Abstract:
In recent times, cattle embryology has been under the spotlight of investigation due to its apparent economic values. This is especially relevant in the case of New Zealand, owing to its high percentage of livestock export. Specifically, the period of peri-implantation development has been of particular relevance. During this stage, the developing zygote will establish 3 key lineages – epiblast, hypoblast and trophoblast. Previous studies have elucidated that a significant number of embryos die prior to implantation, therefore highlighting the importance of correctly establishing these 3 lineages to overall embryonic survival.
However, while embryological stages of the preimplantation embryo have been extensively studied in their eutherian cousin, mice, the molecular regulation of that of cattle remains much less addressed. Whereas the regulation of bovine embryo development is orchestrated by many transcriptional regulators, or genetic regulatory networks (GNP), we aimed to focus our studies on 2 key transcriptional regulators, GATA4 and GATA6. During early embryogenesis, both these transcriptional factors are known molecular regulators that drive the establishment of the hypoblast lineage in mice. By and large, while their respective expression has been documented in cattle embryos, functional studies towards these markers have not yet been performed.

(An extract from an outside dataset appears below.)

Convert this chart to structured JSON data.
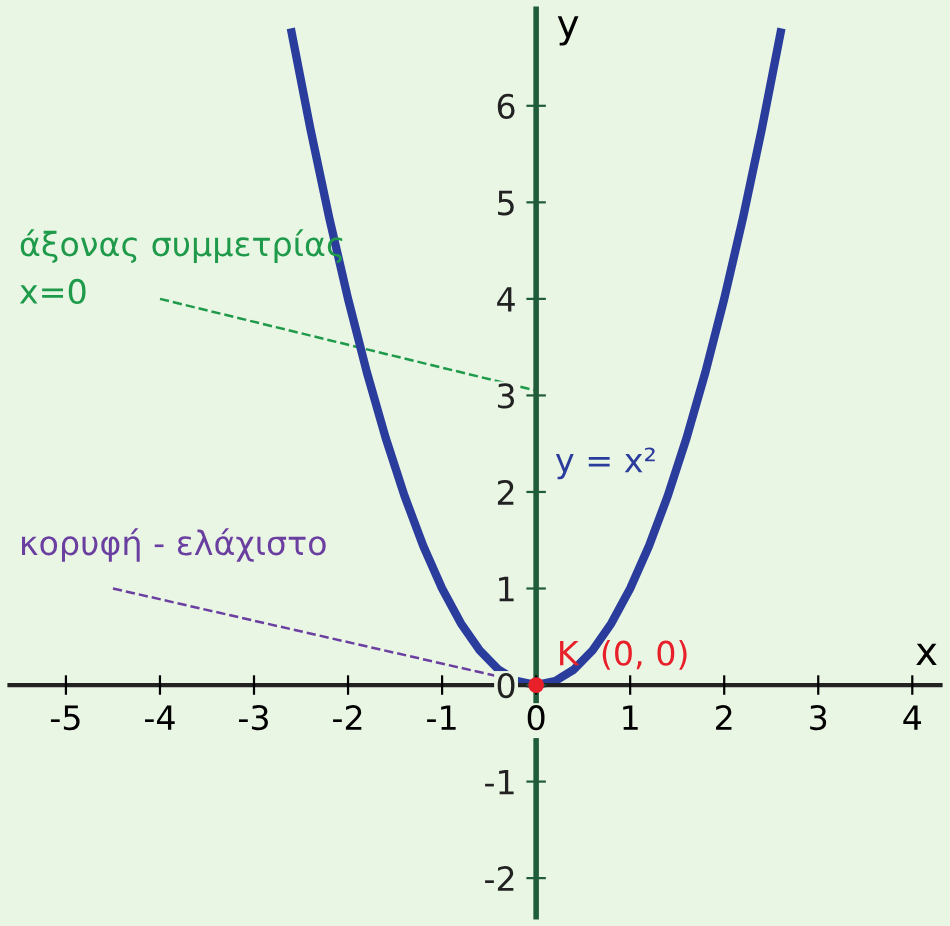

Latest advances in molecular biology have given us novel methods to study the mechanism of bovine embryogenesis. To this end, the continuing perfection of CRISPR technologies in the last decade - in particular its delivery through lentiviral vectors, has established an ability to generate stable, targeted knock-out mutants. Therefore, it is aimed in this thesis to design and test lentiviral particles that induce knock-out mutants of GATA4 and GATAT6, to test their efficacy in primary cell cultures (bovine cumulus cells) and to functionally analyse the effect of GATA4 and GATA6 knockdowns in early bovine embryos.